Apreté la nariz contra el cristal e intenté atenuar los reflejos de la habitación con las manos. La figura caminó a lo largo de la calle, indiferente, pasando por delante del cementerio hasta llegar bajo la luz. Alto, fornido, vestido con ropa basta de color negro y sin sombrero. Sin lugar a dudas, era el contramaestre.

Pero estaba solo. ¿Dónde estaba Nick?

Avisé a Cricklebone tirándole de la manga.

En el ring, los perros estaban a punto para la lucha, contenidos por sus amos y azuzados por el entusiasmo del gentío que calentaba el ambiente. Uno de los perros arañaba los tablones del suelo, impaciente, intentando arremeter contra su adversario.

El contramaestre atravesó todo mi campo de visión, como si fuera a apoyarse contra la pared de la taberna o quizá entrar dentro. Y entonces el corazón me dio un vuelco, cuando vi aparecer corriendo a otra persona. Venía en dirección contraria y también pasó por delante del muro del cementerio; una figura con capa y sombrero negros, que se movía cautelosa y ágil, agarrando algo contra el pecho.

—¡Señor Cricklebone! —susurré, aporreándole el brazo.

—¿Qué pasa? —Se agachó tan cerca de mí que pude oler el aroma de su tabaco.

—¿No le dijo a su compañero que quemara el disfraz?

—Claro que sí.

—Entonces ¿qué me dice de eso?

El hombre de Calcuta estaba parado al otro lado de la taberna. Miraba a ambos lados de la calle. El objeto que llevaba entre las manos brilló por un instante y me pareció reconocerlo. De repente había desaparecido en dirección al río, y aunque no podía asegurar que lo que llevaba fuera el camello, tenía la misma forma.

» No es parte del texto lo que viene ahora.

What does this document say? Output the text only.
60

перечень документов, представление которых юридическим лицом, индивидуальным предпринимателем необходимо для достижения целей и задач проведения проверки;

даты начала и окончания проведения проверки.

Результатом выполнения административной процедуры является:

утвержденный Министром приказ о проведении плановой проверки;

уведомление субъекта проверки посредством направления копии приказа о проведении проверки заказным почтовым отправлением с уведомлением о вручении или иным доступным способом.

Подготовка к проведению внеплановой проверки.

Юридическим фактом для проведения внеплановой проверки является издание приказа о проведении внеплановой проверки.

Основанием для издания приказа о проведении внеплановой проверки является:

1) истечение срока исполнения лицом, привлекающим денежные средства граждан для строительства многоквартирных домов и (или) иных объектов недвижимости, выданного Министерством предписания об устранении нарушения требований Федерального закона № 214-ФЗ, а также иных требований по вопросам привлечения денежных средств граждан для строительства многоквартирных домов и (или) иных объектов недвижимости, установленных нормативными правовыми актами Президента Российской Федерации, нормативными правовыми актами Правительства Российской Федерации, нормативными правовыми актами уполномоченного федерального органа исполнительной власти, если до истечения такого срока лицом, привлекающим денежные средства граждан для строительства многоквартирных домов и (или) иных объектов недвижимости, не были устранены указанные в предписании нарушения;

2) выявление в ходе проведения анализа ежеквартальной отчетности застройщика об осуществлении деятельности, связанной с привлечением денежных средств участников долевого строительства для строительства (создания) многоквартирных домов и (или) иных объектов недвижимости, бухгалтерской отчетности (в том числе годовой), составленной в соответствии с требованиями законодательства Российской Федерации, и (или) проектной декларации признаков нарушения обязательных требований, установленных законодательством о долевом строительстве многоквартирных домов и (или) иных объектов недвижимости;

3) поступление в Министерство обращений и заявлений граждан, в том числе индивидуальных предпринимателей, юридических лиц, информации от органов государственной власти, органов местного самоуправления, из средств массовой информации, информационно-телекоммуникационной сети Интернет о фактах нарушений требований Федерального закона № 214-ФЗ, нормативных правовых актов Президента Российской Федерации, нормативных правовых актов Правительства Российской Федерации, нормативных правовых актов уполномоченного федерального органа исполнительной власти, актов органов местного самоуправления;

Cinco segundos más tarde, el contramaestre volvió a cruzar la calle y se puso a correr también hacia el río, como si persiguiera al hombre de Calcuta. Corría más rápido que él y no tardaría en alcanzarlo.

—Rápido —me dijo Cricklebone, agarrándome del brazo—, vayamos tras de ellos.

Mientras pasábamos entre la muchedumbre, soltaron a los perros. Gruñendo salvajemente, saltaron el uno sobre el otro en un caos de dientes, pellejos y potentes patas en alto, arañando peligrosas. Parecía que los colmillos, desesperados por morder, resbalaran por encima de la superficie suave de sus cabezas de bolas de cañón.

—Discúlpeme —repetía una y otra vez Cricklebone.

Estaban muy igualados. Los seguidores los envalentonaban a gritos mientras los animales daban patadas y tropezaban sobre el ring de maderas, agarrándose el uno al otro por el cuello, aullando y haciendo crujir las mandíbulas al unísono. La sangre ya había hecho acto de presencia y les manchaba las cabezas en forma de líneas oscuras en la frente, mientras ellos saltaban y resbalaban juntos, invadidos de una furia violenta.

Nos estaba costando salir. La gente estaba tan apiñada alrededor de la pelea, chillando, que se habían convertido en un muro viviente, insensible a nuestras súplicas y nuestros intentos de avanzar, entre nosotros y la puerta. Cricklebone se dio por vencido, dejó de repetir «discúlpeme» y empezó a hacer fuerza con su cuerpo larguirucho para abrirse camino entre la multitud.

Los perros no mostraban ninguna señal de debilidad. Cada uno estaba decidido a acabar con su contrincante, volviendo al ataque con más furia a cada nuevo asalto, sin hacer caso de las heridas, incluso escarbando entre las matas de pelaje arrancado que había por el suelo de madera. Casi cómicamente, entre toda esa violencia, se sopesaban el uno al otro frunciendo el ceño, y volvían al ataque, yendo directos a por la yugular.

Al final llegamos hasta la escalera, y Cricklebone me hizo bajar delante, apoyándose en mi brazo desde atrás, casi empujándome con urgencia. Los bramidos continuaban en la sala de arriba, mientras los bulldogs se enfrentaban el uno contra el otro, todavía resistiendo, abriéndole heridas en la cara al contrario, mordiéndole ojos y hocico.

El calor intenso hacía que me resbalasen por la cara cascadas de sudor negro. Esta vez, mientras me abría paso entre la concurrencia del piso de abajo, presté poca atención a si manchaba o no a la gente, les pisaba los pies y les pegaba codazos en la espalda. Todavía se podía oír el violento clamor del piso de arriba, y justo cuando llegamos a la puerta, estalló un sonoro grito alborozado, como si finalmente uno de los perros hubiese acabado tendido en el suelo en silencio, sangrando por mil heridas, mientras al ganador se lo llevaban entre aplausos.

Nick abrió los ojos y no pudo creer lo que vio. ¿Campanas?

De repente, lo recordó todo. ¿Cuánto tiempo había estado allí arriba? ¿Cómo había podido quedarse dormido? Se incorporó y se frotó la nuca, que le dolía de tenerla tanto tiempo apoyada contra el canto de una viga.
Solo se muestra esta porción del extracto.